Monday, 31 October 2011

A Ghost Story for Halloween

This is the entrance to The Treasurer's House adjacent to York Minster, it dates mainly to the 16th & 17th century although parts of it are much earlier. A major Roman road runs underneath the house around 3 metres below street level. It has the reputation of being one of the most haunted buildings in Europe and the cellar of this house is the scene of York's best known ghost story. 

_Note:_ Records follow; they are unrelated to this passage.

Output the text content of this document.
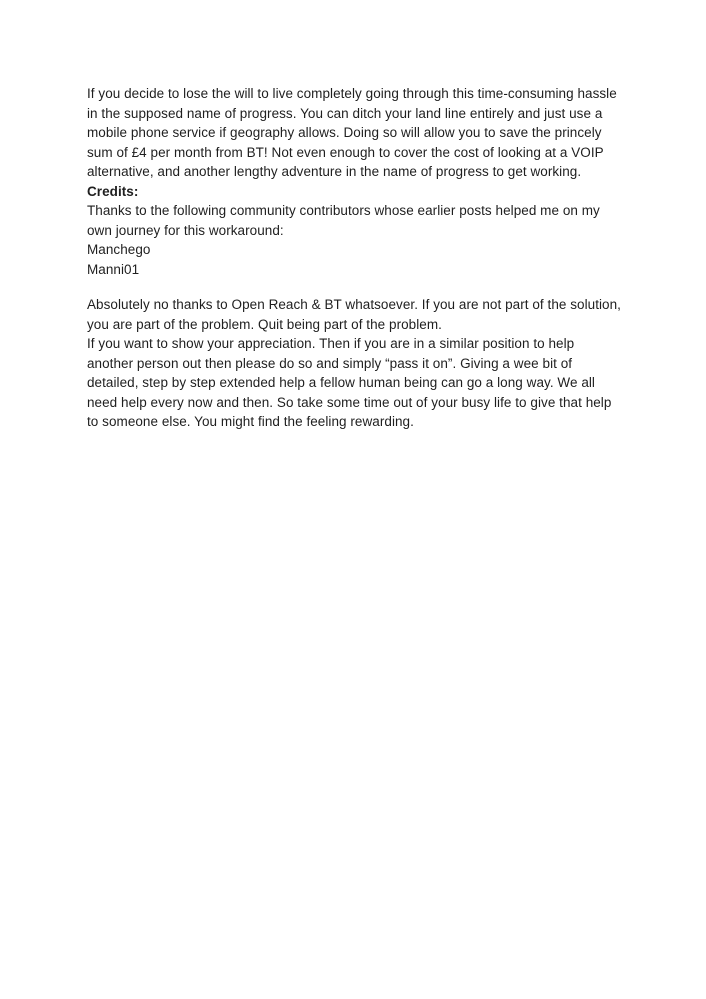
If you decide to lose the will to live completely going through this time-consuming hassle in the supposed name of progress. You can ditch your land line entirely and just use a mobile phone service if geography allows. Doing so will allow you to save the princely sum of £4 per month from BT! Not even enough to cover the cost of looking at a VOIP alternative, and another lengthy adventure in the name of progress to get working.

Credits:

Thanks to the following community contributors whose earlier posts helped me on my own journey for this workaround:

Manchego

Manni01

Absolutely no thanks to Open Reach & BT whatsoever. If you are not part of the solution, you are part of the problem. Quit being part of the problem.

If you want to show your appreciation. Then if you are in a similar position to help another person out then please do so and simply “pass it on”. Giving a wee bit of detailed, step by step extended help a fellow human being can go a long way. We all need help every now and then. So take some time out of your busy life to give that help to someone else. You might find the feeling rewarding.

In 1953 a young plumber called Harry Martindale was working in the cellar when he heard the sound of a trumpet. The next thing he knew the figure of a horse riden by a man in a plumed helmet came through the wall next to him. Harry stumbled back off his ladder and scrambled into a corner of the cellar where he watched terrified and amazed as a shuffling band of around 20 soldiers wearing tunics and carrying swords & shields came marching through the cellar wall, passed in front of him, and disappeared through the opposite wall. Later Harry was to describe the soldiers, their weapons, and their dress in some detail. He also noted the soldiers were visible from the knees upwards only......... which would be the case if they were marching on the old Roman road beneath the cellar.

Once the ghostly soldiers had vanished Harry couldn't get out of the cellar quick enough and as he shot up the stairs he ran straight into the curator of the house who took one look at his face and said  "You've seen the Roman's haven't you?" Clearly Harry was not the first to report ghostly goings on in this haunted house.


  1. I have never seen a ghost and although I am a skeptic on many things there are things we do not and perhaps can never understand. Love this fine old building.

  2. Beautiful building. I'd love to live in such a house, Roman ghosts and all!

  3. One lucky individual, an elderly gentleman, lived in 6 of the many rooms in the house until he sadly passed away last year. I bet he could have told a spooky tale or two.

  4. What were the other rooms used for, do you know?

  5. Originally the house was the home of the Treasurer of York Minster.

    A wealthy (and rather eccentric) industrialist called Frank Green took over the house in 1897. He was one of the most significant collectors and antiquarians of his day, and he rebuilt a part of the house to display his collection. These rooms are decorated in different historical periods from the 16th to the 19th centuries and filled with furniture and objects to match. There are Drawing rooms, Dinning rooms, Bedrooms, Kitchens etc. He gifted the house & contents to the National Trust in the 1930's and 13 rooms are currently open to view.

    I went on a candle-lit tour this time last year, a rare chance to see the house as it would have been before gas or electric light came along.

  6. I might be drooling a little.

    I'm really enjoying your blog, Deb. Thanks for the wonderful photos and information.